When I was little, I wished for a made-up boyfriend named Brice (who, tbh, sounds like a real asshole), a Ford Taurus and the ability to read peoples’ minds. I also wished Aslan the lion would fall in love with me, which is problematic and I think proves my point quite decisively:

Magical wishes are dangerous, because what I think I want today might not actually be what I want tomorrow. 

Except for unlimited vacation funds and the ability to speak to animals. 

And maybe for my cats to be dog-like in their willingness to travel with me. Or, at the very least, the ability to take them for a car ride without James shitting himself.
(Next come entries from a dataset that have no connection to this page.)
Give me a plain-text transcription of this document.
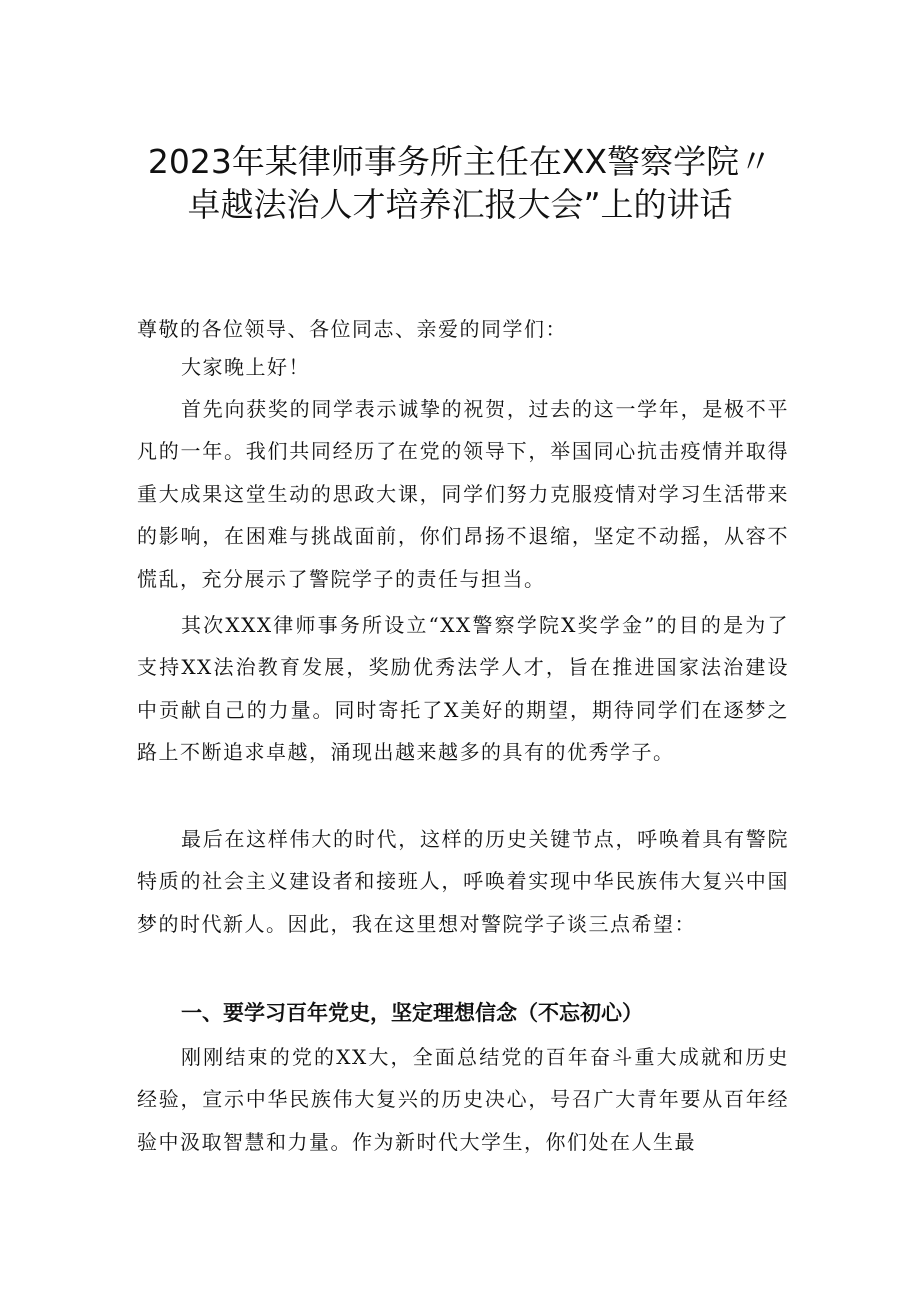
2023年某律师事务所主任在XX警察学院〃
卓越法治人才培养汇报大会”上的讲话

尊敬的各位领导、各位同志、亲爱的同学们：

大家晚上好！

首先向获奖的同学表示诚挚的祝贺，过去的这一学年，是极不平凡的一年。我们共同经历了在党的领导下，举国同心抗击疫情并取得重大成果这堂生动的思政大课，同学们努力克服疫情对学习生活带来的影响，在困难与挑战面前，你们昂扬不退缩，坚定不动摇，从容不慌乱，充分展示了警院学子的责任与担当。

其次XXX律师事务所设立“XX警察学院X奖学金”的目的是为了支持XX法治教育发展，奖励优秀法学人才，旨在推进国家法治建设中贡献自己的力量。同时寄托了X美好的期望，期待同学们在逐梦之路上不断追求卓越，涌现出越来越多的具有的优秀学子。

最后在这样伟大的时代，这样的历史关键节点，呼唤着具有警院特质的社会主义建设者和接班人，呼唤着实现中华民族伟大复兴中国梦的时代新人。因此，我在这里想对警院学子谈三点希望：

一、要学习百年党史，坚定理想信念（不忘初心）

刚刚结束的党的XX大，全面总结党的百年奋斗重大成就和历史经验，宣示中华民族伟大复兴的历史决心，号召广大青年要从百年经验中汲取智慧和力量。作为新时代大学生，你们处在人生最
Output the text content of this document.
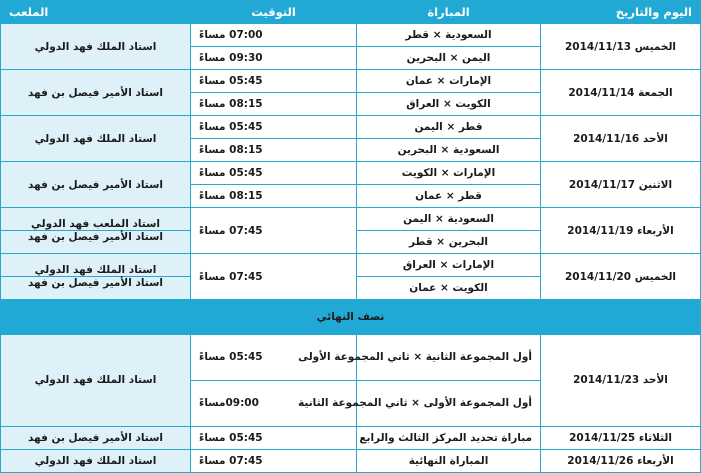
اليوم والتاريخ	المباراة	التوقيت	الملعب
الخميس 2014/11/13	السعودية × قطر	07:00 مساءً	استاد الملك فهد الدولي
	اليمن × البحرين	09:30 مساءً	
الجمعة 2014/11/14	الإمارات × عمان	05:45 مساءً	استاد الأمير فيصل بن فهد
	الكويت × العراق	08:15 مساءً	
الأحد 2014/11/16	قطر × اليمن	05:45 مساءً	استاد الملك فهد الدولي
	السعودية × البحرين	08:15 مساءً	
الاثنين 2014/11/17	الإمارات × الكويت	05:45 مساءً	استاد الأمير فيصل بن فهد
	قطر × عمان	08:15 مساءً	
الأربعاء 2014/11/19	السعودية × اليمن	07:45 مساءً	استاد الملعب فهد الدولي
	البحرين × قطر		استاد الأمير فيصل بن فهد
الخميس 2014/11/20	الإمارات × العراق	07:45 مساءً	استاد الملك فهد الدولي
	الكويت × عمان		استاد الأمير فيصل بن فهد
نصف النهائي			
الأحد 2014/11/23	أول المجموعة الثانية × ثاني المجموعة الأولى	05:45 مساءً	استاد الملك فهد الدولي
	أول المجموعة الأولى × ثاني المجموعة الثانية	09:00مساءً	
الثلاثاء 2014/11/25	مباراة تحديد المركز الثالث والرابع	05:45 مساءً	استاد الأمير فيصل بن فهد
الأربعاء 2014/11/26	المباراة النهائية	07:45 مساءً	استاد الملك فهد الدولي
Eventually, my daydreams of a cameo on Camping with Cats came to an end when Heather finally said, “I think I’d wish for one selfless thing, like a solution to climate change, or a cure for something. And then use the other two wishes on myself.”

This pulled me up short. I hadn’t even considered using a wish on something selfless! What a monster I must be!

Perhaps Brice and I really do deserve each other.